The above code allocates 64 tiles of size 2KiB each, for a total of 128KiB. Across DRAM controllers. We can visualize the allocation (as a 1D array) as follows:

Allocating 64 tiles of interleaved memory on Wormhole

Allocation of 64 tiles of bfloat16 in interleaved memory on Wormhole (6 DRAM controllers). Each tile is 1024 elements of bfloat16, or 2KiB. The allocation round-robins across the 6 DRAM controllers.

As interleaved memory is the most common allocation scheme. Instead of manually calculating the address and tile coordinates, utilities are provided to enable easy access. TensorAccessor enables efficient, random access to interleaved memory. Allowing tile/page sized granularity for read and writes.

// access parameters are passed in compile time, starting from parameter 0
constexpr auto in0_args = TensorAccessorArgs<0>();
const auto in0 = TensorAccessor(in0_args, in0_addr, tile_size_bytes);
...

for (uint32_t i = 0; i < n_tiles; i++) {
    cb_reserve_back(cb_in0, 1);
    uint32_t cb_in0_addr = get_write_ptr(cb_in0);
    noc_async_read_tile(i, in0, cb_in0_addr); // read the i-th tile from the interleaved buffer

    noc_async_read_barrier();
    cb_push_back(cb_in0, 1);
}

SRAM buffers

It is also possible to allocate buffers in SRAM. This is useful for small buffers that need to be accessed with high bandwidth, low latency and high locality. SRAM provides much higher bandwidth and lower latency than DRAM, making it ideal for intermediate data that needs to be accessed frequently during computation. However, SRAM is a very limited resource, so it is important to use it wisely and deallocate as soon as it is no longer needed.

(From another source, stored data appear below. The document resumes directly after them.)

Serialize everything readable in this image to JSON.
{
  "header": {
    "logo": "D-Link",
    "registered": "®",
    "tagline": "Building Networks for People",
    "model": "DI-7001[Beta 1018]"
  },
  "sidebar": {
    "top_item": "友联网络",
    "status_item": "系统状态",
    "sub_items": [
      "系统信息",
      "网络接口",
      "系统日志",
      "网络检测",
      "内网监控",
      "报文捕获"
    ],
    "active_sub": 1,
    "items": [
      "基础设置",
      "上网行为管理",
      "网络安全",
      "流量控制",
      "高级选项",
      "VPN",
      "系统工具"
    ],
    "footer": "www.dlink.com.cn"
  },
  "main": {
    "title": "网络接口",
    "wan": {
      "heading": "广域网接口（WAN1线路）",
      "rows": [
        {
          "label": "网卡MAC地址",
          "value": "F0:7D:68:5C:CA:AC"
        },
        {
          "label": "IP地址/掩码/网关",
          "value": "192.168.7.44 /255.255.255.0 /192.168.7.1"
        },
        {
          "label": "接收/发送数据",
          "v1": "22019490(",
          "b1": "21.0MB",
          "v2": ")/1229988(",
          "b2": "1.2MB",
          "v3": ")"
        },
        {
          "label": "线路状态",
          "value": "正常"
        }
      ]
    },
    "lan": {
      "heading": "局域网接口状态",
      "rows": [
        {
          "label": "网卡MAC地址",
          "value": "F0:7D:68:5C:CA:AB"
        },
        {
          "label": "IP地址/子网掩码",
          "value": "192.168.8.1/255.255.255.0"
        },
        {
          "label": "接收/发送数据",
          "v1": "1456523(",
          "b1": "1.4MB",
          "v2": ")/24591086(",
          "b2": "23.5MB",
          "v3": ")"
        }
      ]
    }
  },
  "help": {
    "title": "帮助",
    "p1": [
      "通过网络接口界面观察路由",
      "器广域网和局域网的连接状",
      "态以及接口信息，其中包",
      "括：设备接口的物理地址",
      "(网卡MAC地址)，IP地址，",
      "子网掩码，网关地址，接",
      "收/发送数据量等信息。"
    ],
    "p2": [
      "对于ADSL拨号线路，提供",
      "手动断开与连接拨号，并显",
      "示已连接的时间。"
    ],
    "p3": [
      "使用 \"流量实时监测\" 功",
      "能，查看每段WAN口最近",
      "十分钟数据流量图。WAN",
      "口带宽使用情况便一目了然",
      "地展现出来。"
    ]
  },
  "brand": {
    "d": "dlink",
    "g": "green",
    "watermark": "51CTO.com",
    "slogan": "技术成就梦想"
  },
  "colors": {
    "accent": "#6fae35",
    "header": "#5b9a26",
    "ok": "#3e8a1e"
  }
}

Allocating on SRAM is exactly the same as allocating on DRAM, except that the buffer type is set to BufferType::L1. The following example allocates the same buffer as above, but in SRAM instead of DRAM. In this case, the round-robin allocation is done across all Tensix cores instead of DRAM controllers.

tt_metal::InterleavedBufferConfig sram_config{
    .device = device,
    .size = tile_size_bytes * n_tiles,
    .page_size = tile_size_bytes,
    .buffer_type = tt_metal::BufferType::L1}; // change here

auto src0_sram_buffer = CreateBuffer(sram_config);
auto in0_addr = src0_sram_buffer->address();

std::vector<uint32_t> compile_time_args;
// The knowledge that the buffer lives on SRAM is captured
TensorAccessorArgs(*src0_sram_buffer).append_to(compile_time_args);

As allocation type and scheme is known at compile time. The same TensorAccessor helper can be used to access the SRAM buffer with 0 change to the kernel.

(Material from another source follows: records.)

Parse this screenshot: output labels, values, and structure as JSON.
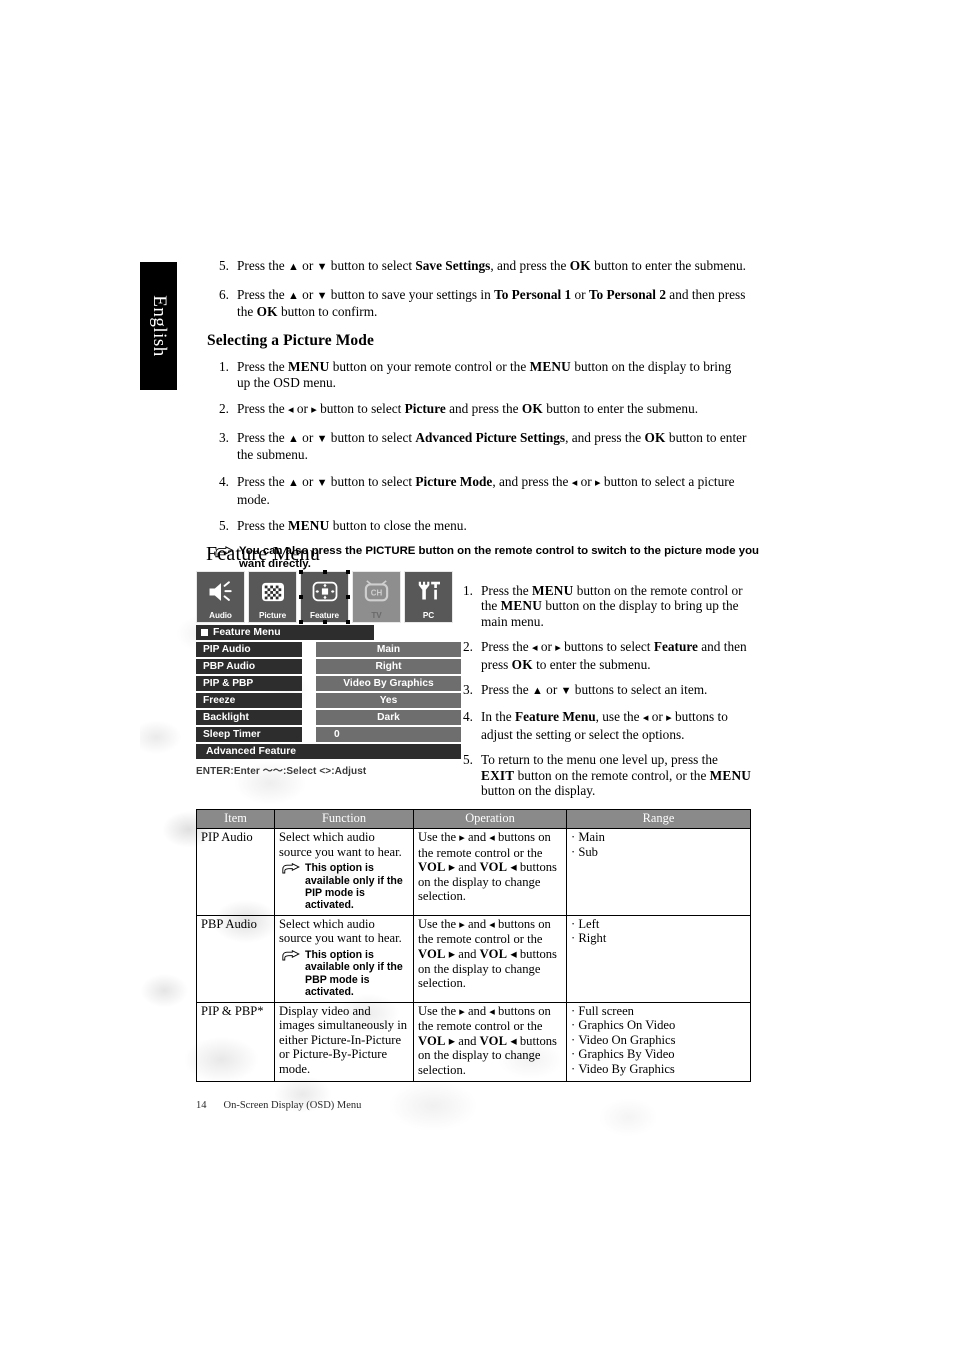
{
  "language_tab": "English",
  "top_steps": [
    {
      "num": "5.",
      "html_parts": [
        {
          "t": "Press the "
        },
        {
          "t": "▲",
          "style": "arrow"
        },
        {
          "t": " or "
        },
        {
          "t": "▼",
          "style": "arrow"
        },
        {
          "t": " button to select "
        },
        {
          "t": "Save Settings",
          "style": "bold"
        },
        {
          "t": ", and press the "
        },
        {
          "t": "OK",
          "style": "smallcaps"
        },
        {
          "t": " button to enter the submenu."
        }
      ]
    },
    {
      "num": "6.",
      "html_parts": [
        {
          "t": "Press the "
        },
        {
          "t": "▲",
          "style": "arrow"
        },
        {
          "t": " or "
        },
        {
          "t": "▼",
          "style": "arrow"
        },
        {
          "t": " button to save your settings in "
        },
        {
          "t": "To Personal 1",
          "style": "bold"
        },
        {
          "t": " or "
        },
        {
          "t": "To Personal 2",
          "style": "bold"
        },
        {
          "t": " and then press the "
        },
        {
          "t": "OK",
          "style": "smallcaps"
        },
        {
          "t": " button to confirm."
        }
      ]
    }
  ],
  "section_heading": "Selecting a Picture Mode",
  "picture_mode_steps": [
    {
      "num": "1.",
      "html_parts": [
        {
          "t": "Press the "
        },
        {
          "t": "MENU",
          "style": "smallcaps"
        },
        {
          "t": " button on your remote control or the "
        },
        {
          "t": "MENU",
          "style": "smallcaps"
        },
        {
          "t": " button on the display to bring up the OSD menu."
        }
      ]
    },
    {
      "num": "2.",
      "html_parts": [
        {
          "t": "Press the "
        },
        {
          "t": "◂",
          "style": "arrow"
        },
        {
          "t": " or "
        },
        {
          "t": "▸",
          "style": "arrow"
        },
        {
          "t": " button to select "
        },
        {
          "t": "Picture",
          "style": "bold"
        },
        {
          "t": " and press the "
        },
        {
          "t": "OK",
          "style": "smallcaps"
        },
        {
          "t": " button to enter the submenu."
        }
      ]
    },
    {
      "num": "3.",
      "html_parts": [
        {
          "t": "Press the "
        },
        {
          "t": "▲",
          "style": "arrow"
        },
        {
          "t": " or "
        },
        {
          "t": "▼",
          "style": "arrow"
        },
        {
          "t": " button to select "
        },
        {
          "t": "Advanced Picture Settings",
          "style": "bold"
        },
        {
          "t": ", and press the "
        },
        {
          "t": "OK",
          "style": "smallcaps"
        },
        {
          "t": " button to enter the submenu."
        }
      ]
    },
    {
      "num": "4.",
      "html_parts": [
        {
          "t": "Press the "
        },
        {
          "t": "▲",
          "style": "arrow"
        },
        {
          "t": " or "
        },
        {
          "t": "▼",
          "style": "arrow"
        },
        {
          "t": " button to select "
        },
        {
          "t": "Picture Mode",
          "style": "bold"
        },
        {
          "t": ", and press the "
        },
        {
          "t": "◂",
          "style": "arrow"
        },
        {
          "t": " or "
        },
        {
          "t": "▸",
          "style": "arrow"
        },
        {
          "t": " button to select a picture mode."
        }
      ]
    },
    {
      "num": "5.",
      "html_parts": [
        {
          "t": "Press the "
        },
        {
          "t": "MENU",
          "style": "smallcaps"
        },
        {
          "t": " button to close the menu."
        }
      ]
    }
  ],
  "tip_note": "You can also press the PICTURE button on the remote control to switch to the picture mode you want directly.",
  "feature_menu_heading": "Feature Menu",
  "osd": {
    "tabs": [
      {
        "label": "Audio",
        "icon": "speaker-icon",
        "state": "normal"
      },
      {
        "label": "Picture",
        "icon": "checker-icon",
        "state": "normal"
      },
      {
        "label": "Feature",
        "icon": "crosspad-icon",
        "state": "selected"
      },
      {
        "label": "TV",
        "icon": "tv-icon",
        "state": "disabled"
      },
      {
        "label": "PC",
        "icon": "tools-icon",
        "state": "normal"
      }
    ],
    "title": "Feature Menu",
    "rows": [
      {
        "key": "PIP Audio",
        "value": "Main"
      },
      {
        "key": "PBP Audio",
        "value": "Right"
      },
      {
        "key": "PIP & PBP",
        "value": "Video By Graphics"
      },
      {
        "key": "Freeze",
        "value": "Yes"
      },
      {
        "key": "Backlight",
        "value": "Dark"
      },
      {
        "key": "Sleep Timer",
        "value": "0"
      }
    ],
    "advanced_item": "Advanced Feature",
    "hint_bar": "ENTER:Enter  ～～:Select  <>:Adjust"
  },
  "osd_steps": [
    {
      "num": "1.",
      "html_parts": [
        {
          "t": "Press the "
        },
        {
          "t": "MENU",
          "style": "smallcaps"
        },
        {
          "t": " button on the remote control or the "
        },
        {
          "t": "MENU",
          "style": "smallcaps"
        },
        {
          "t": " button on the display to bring up the main menu."
        }
      ]
    },
    {
      "num": "2.",
      "html_parts": [
        {
          "t": "Press the "
        },
        {
          "t": "◂",
          "style": "arrow"
        },
        {
          "t": " or "
        },
        {
          "t": "▸",
          "style": "arrow"
        },
        {
          "t": " buttons to select "
        },
        {
          "t": "Feature",
          "style": "bold"
        },
        {
          "t": " and then press "
        },
        {
          "t": "OK",
          "style": "smallcaps"
        },
        {
          "t": " to enter the submenu."
        }
      ]
    },
    {
      "num": "3.",
      "html_parts": [
        {
          "t": "Press the "
        },
        {
          "t": "▲",
          "style": "arrow"
        },
        {
          "t": " or "
        },
        {
          "t": "▼",
          "style": "arrow"
        },
        {
          "t": " buttons to select an item."
        }
      ]
    },
    {
      "num": "4.",
      "html_parts": [
        {
          "t": "In the "
        },
        {
          "t": "Feature Menu",
          "style": "bold"
        },
        {
          "t": ", use the "
        },
        {
          "t": "◂",
          "style": "arrow"
        },
        {
          "t": " or "
        },
        {
          "t": "▸",
          "style": "arrow"
        },
        {
          "t": " buttons to adjust the setting or select the options."
        }
      ]
    },
    {
      "num": "5.",
      "html_parts": [
        {
          "t": "To return to the menu one level up, press the "
        },
        {
          "t": "EXIT",
          "style": "smallcaps"
        },
        {
          "t": " button on the remote control, or the "
        },
        {
          "t": "MENU",
          "style": "smallcaps"
        },
        {
          "t": " button on the display."
        }
      ]
    }
  ],
  "table": {
    "headers": [
      "Item",
      "Function",
      "Operation",
      "Range"
    ],
    "rows": [
      {
        "item": "PIP Audio",
        "function": "Select which audio source you want to hear.",
        "function_note": "This option is available only if the PIP mode is activated.",
        "operation_parts": [
          {
            "t": "Use the "
          },
          {
            "t": "▸",
            "style": "arrow"
          },
          {
            "t": " and "
          },
          {
            "t": "◂",
            "style": "arrow"
          },
          {
            "t": " buttons on the remote control or the "
          },
          {
            "t": "VOL",
            "style": "smallcaps"
          },
          {
            "t": " ▸ and "
          },
          {
            "t": "VOL",
            "style": "smallcaps"
          },
          {
            "t": " ◂ buttons on the display to change selection."
          }
        ],
        "range": [
          "Main",
          "Sub"
        ]
      },
      {
        "item": "PBP Audio",
        "function": "Select which audio source you want to hear.",
        "function_note": "This option is available only if the PBP mode is activated.",
        "operation_parts": [
          {
            "t": "Use the "
          },
          {
            "t": "▸",
            "style": "arrow"
          },
          {
            "t": " and "
          },
          {
            "t": "◂",
            "style": "arrow"
          },
          {
            "t": " buttons on the remote control or the "
          },
          {
            "t": "VOL",
            "style": "smallcaps"
          },
          {
            "t": " ▸ and "
          },
          {
            "t": "VOL",
            "style": "smallcaps"
          },
          {
            "t": " ◂ buttons on the display to change selection."
          }
        ],
        "range": [
          "Left",
          "Right"
        ]
      },
      {
        "item": "PIP & PBP*",
        "function": "Display video and images simultaneously in either Picture-In-Picture or Picture-By-Picture mode.",
        "function_note": "",
        "operation_parts": [
          {
            "t": "Use the "
          },
          {
            "t": "▸",
            "style": "arrow"
          },
          {
            "t": " and "
          },
          {
            "t": "◂",
            "style": "arrow"
          },
          {
            "t": " buttons on the remote control or the "
          },
          {
            "t": "VOL",
            "style": "smallcaps"
          },
          {
            "t": " ▸ and "
          },
          {
            "t": "VOL",
            "style": "smallcaps"
          },
          {
            "t": " ◂ buttons on the display to change selection."
          }
        ],
        "range": [
          "Full screen",
          "Graphics On Video",
          "Video On Graphics",
          "Graphics By Video",
          "Video By Graphics"
        ]
      }
    ]
  },
  "footer": {
    "page_number": "14",
    "section": "On-Screen Display (OSD) Menu"
  },
  "colors": {
    "osd_dark": "#2d2d2d",
    "osd_value": "#6e6e6e",
    "osd_tab": "#585858",
    "osd_tab_disabled": "#8e8e8e",
    "table_header": "#8a8a8a"
  }
}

// Nothing changes compared to reading from DRAM as allocation on DRAM or SRAM is known before
// kernel compilation.
// Whether accessing DRAM or SRAM is stored in TensorAccessorArgs.
constexpr auto in0_args = TensorAccessorArgs<0>();
const auto in0 = TensorAccessor(in0_args, in0_addr, tile_size_bytes);
...

for (uint32_t i = 0; i < n_tiles; i++) {
    cb_reserve_back(cb_in0, 1);
    uint32_t cb_in0_addr = get_write_ptr(cb_in0);
    noc_async_read_tile(i, in0, cb_in0_addr);

    noc_async_read_barrier();
    cb_push_back(cb_in0, 1);
}

Sharded tensor

Interleaved memory, while simple and generic, does not always provide optimal performance for all kernels. It can lead to NoC contention since each link can only carry one packet at a time. When multiple packets attempt to traverse the same link, one must wait, causing delays and reduced throughput. The problem is true for both Interleaved DRAM and SRAM buffers. This is particularly problematic for high-bandwidth kernels with predictable access patterns, such as matrix multiplication or convolution. In these cases, more advanced memory allocation schemes that reduce contention and improve data locality often provide better performance.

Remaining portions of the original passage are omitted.